My agents have been building bash heredocs to update tickets, parsing pytest stdout by regex, and shell-quoting live-mutation JSON for months. MCP is the right shape for all of it — but the right server wasn't on GitHub.
A typical day in my agent stack involves about thirty ticket updates. Each one looks like this:
flock /workspace/GameDev/ChroniclesOfNesis/tickets/tickets.json.lock python3 << 'PYEOF'
import json
from datetime import datetime, timezone
PATH = '/workspace/GameDev/ChroniclesOfNesis/tickets/tickets.json'
with open(PATH) as f:
d = json.load(f)
found = False
for t in d['tickets']:
if t['id'] == 'EVT5-HANG':
t['phase'] = 'testing'
t['lastUpdate'] = datetime.now(timezone.utc).isoformat() + ' — fixed via Rule-4 cache'
found = True
break
if not found:
raise SystemExit(f'Ticket EVT5-HANG not found')

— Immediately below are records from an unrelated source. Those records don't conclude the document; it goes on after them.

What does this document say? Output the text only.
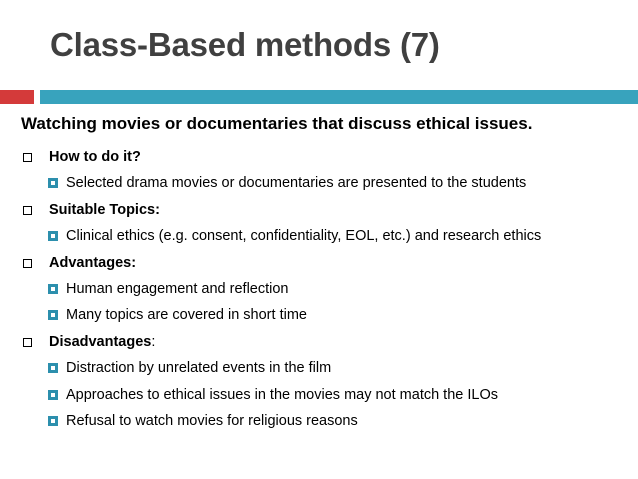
Class-Based methods (7)
Watching movies or documentaries that discuss ethical issues.
How to do it?
Selected drama movies or documentaries are presented to the students
Suitable Topics:
Clinical ethics (e.g. consent, confidentiality, EOL, etc.) and research ethics
Advantages:
Human engagement and reflection
Many topics are covered in short time
Disadvantages :
Distraction by unrelated events in the film
Approaches to ethical issues in the movies may not match the ILOs
Refusal to watch movies for religious reasons
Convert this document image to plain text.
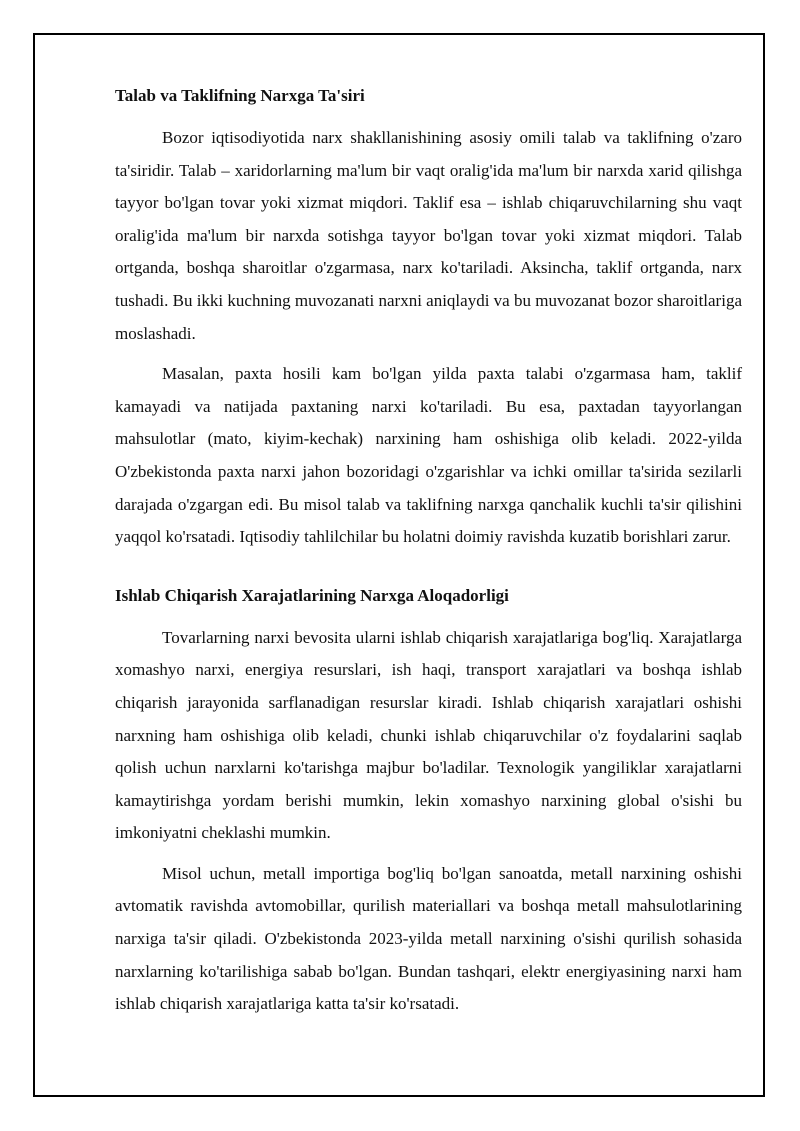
Talab va Taklifning Narxga Ta'siri

Bozor iqtisodiyotida narx shakllanishining asosiy omili talab va taklifning o'zaro ta'siridir. Talab – xaridorlarning ma'lum bir vaqt oralig'ida ma'lum bir narxda xarid qilishga tayyor bo'lgan tovar yoki xizmat miqdori. Taklif esa – ishlab chiqaruvchilarning shu vaqt oralig'ida ma'lum bir narxda sotishga tayyor bo'lgan tovar yoki xizmat miqdori. Talab ortganda, boshqa sharoitlar o'zgarmasa, narx ko'tariladi. Aksincha, taklif ortganda, narx tushadi. Bu ikki kuchning muvozanati narxni aniqlaydi va bu muvozanat bozor sharoitlariga moslashadi.

Masalan, paxta hosili kam bo'lgan yilda paxta talabi o'zgarmasa ham, taklif kamayadi va natijada paxtaning narxi ko'tariladi. Bu esa, paxtadan tayyorlangan mahsulotlar (mato, kiyim-kechak) narxining ham oshishiga olib keladi. 2022-yilda O'zbekistonda paxta narxi jahon bozoridagi o'zgarishlar va ichki omillar ta'sirida sezilarli darajada o'zgargan edi. Bu misol talab va taklifning narxga qanchalik kuchli ta'sir qilishini yaqqol ko'rsatadi. Iqtisodiy tahlilchilar bu holatni doimiy ravishda kuzatib borishlari zarur.

Ishlab Chiqarish Xarajatlarining Narxga Aloqadorligi

Tovarlarning narxi bevosita ularni ishlab chiqarish xarajatlariga bog'liq. Xarajatlarga xomashyo narxi, energiya resurslari, ish haqi, transport xarajatlari va boshqa ishlab chiqarish jarayonida sarflanadigan resurslar kiradi. Ishlab chiqarish xarajatlari oshishi narxning ham oshishiga olib keladi, chunki ishlab chiqaruvchilar o'z foydalarini saqlab qolish uchun narxlarni ko'tarishga majbur bo'ladilar. Texnologik yangiliklar xarajatlarni kamaytirishga yordam berishi mumkin, lekin xomashyo narxining global o'sishi bu imkoniyatni cheklashi mumkin.

Misol uchun, metall importiga bog'liq bo'lgan sanoatda, metall narxining oshishi avtomatik ravishda avtomobillar, qurilish materiallari va boshqa metall mahsulotlarining narxiga ta'sir qiladi. O'zbekistonda 2023-yilda metall narxining o'sishi qurilish sohasida narxlarning ko'tarilishiga sabab bo'lgan. Bundan tashqari, elektr energiyasining narxi ham ishlab chiqarish xarajatlariga katta ta'sir ko'rsatadi.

with open(PATH, 'w') as f:
json.dump(d, f, indent=2)
print('OK')
PYEOF
Twenty-five lines of heredoc to set one field on one ticket. Repeated thirty-plus times per session, by an LLM agent that has to construct it correctly every time, parse the trailing OK, and translate any Python traceback into a ticket-system error. The flock is non-negotiable — multiple agents touch this file — but the heredoc preamble is pure overhead.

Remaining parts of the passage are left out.